Michael Mansfield QC talked in tribute to Michael Seifert
by Stephen Hewitt | Published 4 December 2017 | Last updated 2 December 2020
On Thursday 16 November 2017 Michael Mansfield QC gave a public talk “What does it mean to be a socialist lawyer? A tribute to Michael Seifert” in the University of Law in Store Street, London.
Mansfield, President of the Haldane Society of Socialist Lawyers, which organised the talk, shared memories of Seifert and how he had been influenced by him in a talk and discussion that spanned many topics.
A young woman also looking for Room 101 for the talk when I entered the building had told me that Michael Mansfield does not speak in public very often so it was a “rare treat”.
Mansfield spoke of solidarity and said that Michael Seifert was very good at making contact between people, especially in relation to Cuba. Solidarity “certainly in relation to Grenfell is extremely important”, he said. For some issues you need to connect with other countries. He mentioned pensions and said that for women of a certain age, born in 1954, it depends which half of the year. “I feel strongly about that.”
“The challenges are becoming more difficult” he said, before mentioning fracking, “which is something I feel strongly about.”
Crowdfunding was a positive development, “in the case of the fracking example it's made a huge difference” and he mentioned Polly Higgins and ecocide and said “absolutely staggered by the amount of money they raised”.
He spoke about an event in parliament which he had attended earlier that day, related to mental health. In the context of funding for it, he said “It's like everything else, take your eye off the ball and they'll get away with murder.” He also mentioned, more than once, “a palpable sense of rising anger from the public”.
The name of the Haldane Society of Socialist Lawyers
In 2020 the Haldane Society's website noted “The Society was named for Viscount Richard Haldane”, without further explanation.
Richard Burdon Haldane (1856-1928) features prominently in the 2013 book Hidden History the secret origins of the first world war. According to authors Gerry Docherty and Jim Macgregor he was one of the people who were instrumental in deliberately bringing about that war through lies and subterfuge. He “conspired” (with Edward Grey and Herbert Asquith) to undermine the popular, “radical” and “anti-war” leader of his own party Sir Henry Campbell-Bannerman, who was prime minister from 1906 until his death in 1908.

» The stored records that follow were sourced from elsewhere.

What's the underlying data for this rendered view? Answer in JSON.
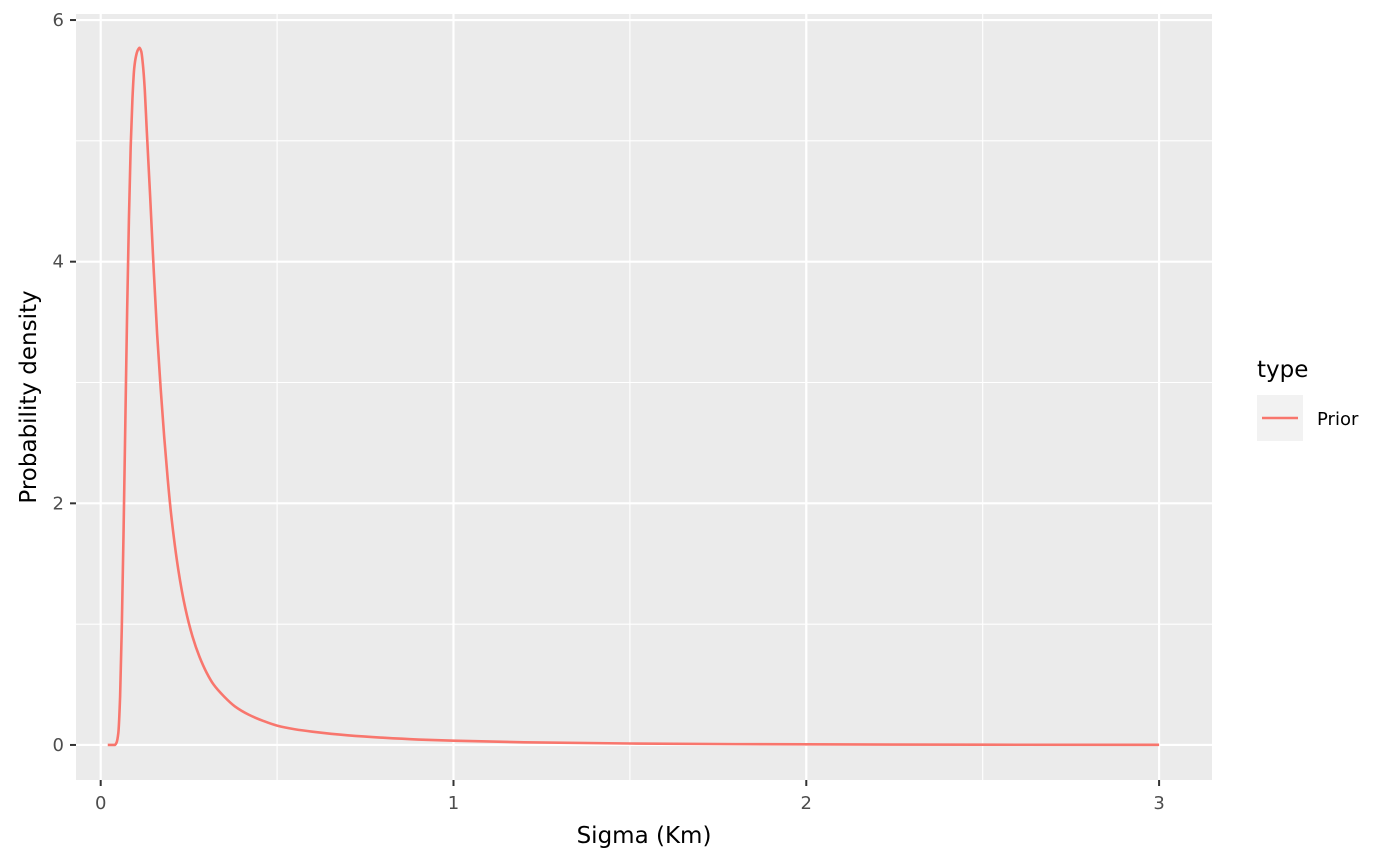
{
  "chart_data": {
    "type": "line",
    "title": "",
    "xlabel": "Sigma (Km)",
    "ylabel": "Probability density",
    "xlim": [
      -0.07,
      3.15
    ],
    "ylim": [
      -0.29,
      6.05
    ],
    "x_ticks": [
      0,
      1,
      2,
      3
    ],
    "x_tick_labels": [
      "0",
      "1",
      "2",
      "3"
    ],
    "y_ticks": [
      0,
      2,
      4,
      6
    ],
    "y_tick_labels": [
      "0",
      "2",
      "4",
      "6"
    ],
    "grid": true,
    "legend": {
      "title": "type",
      "position": "right"
    },
    "colors": {
      "panel": "#ebebeb",
      "grid": "#ffffff",
      "prior": "#F8766D"
    },
    "series": [
      {
        "name": "Prior",
        "color": "#F8766D",
        "x": [
          0.02,
          0.03,
          0.04,
          0.045,
          0.05,
          0.055,
          0.06,
          0.065,
          0.07,
          0.075,
          0.08,
          0.085,
          0.09,
          0.095,
          0.1,
          0.105,
          0.11,
          0.115,
          0.12,
          0.125,
          0.13,
          0.14,
          0.15,
          0.16,
          0.17,
          0.18,
          0.19,
          0.2,
          0.22,
          0.24,
          0.26,
          0.28,
          0.3,
          0.32,
          0.35,
          0.38,
          0.42,
          0.46,
          0.5,
          0.55,
          0.6,
          0.7,
          0.8,
          0.9,
          1.0,
          1.2,
          1.5,
          1.8,
          2.0,
          2.5,
          3.0
        ],
        "y": [
          0,
          0,
          0,
          0.02,
          0.1,
          0.4,
          1.0,
          1.8,
          2.7,
          3.6,
          4.35,
          4.95,
          5.35,
          5.6,
          5.7,
          5.75,
          5.77,
          5.74,
          5.62,
          5.42,
          5.12,
          4.55,
          3.95,
          3.4,
          2.95,
          2.55,
          2.2,
          1.9,
          1.45,
          1.13,
          0.9,
          0.73,
          0.6,
          0.5,
          0.4,
          0.32,
          0.25,
          0.2,
          0.16,
          0.13,
          0.11,
          0.08,
          0.06,
          0.045,
          0.035,
          0.022,
          0.012,
          0.007,
          0.005,
          0.002,
          0.001
        ]
      }
    ]
  }
}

In 1902 Haldane was appointed to the Privy Council by King Edward VII.
From 1905-1912 he was Secretary of State for War. According to the book, he and Edward Grey “repeatedly lied” to other Cabinet members and to MPs on questions of foreign policy.
Haldane moved the second reading of the Official Secrets Act on 25 July 1911 in the house of lords. He had set up a subcommittee of the Committee for Imperial Defence that had recommended the creation of a national intelligence bureau to operate both domestically and abroad.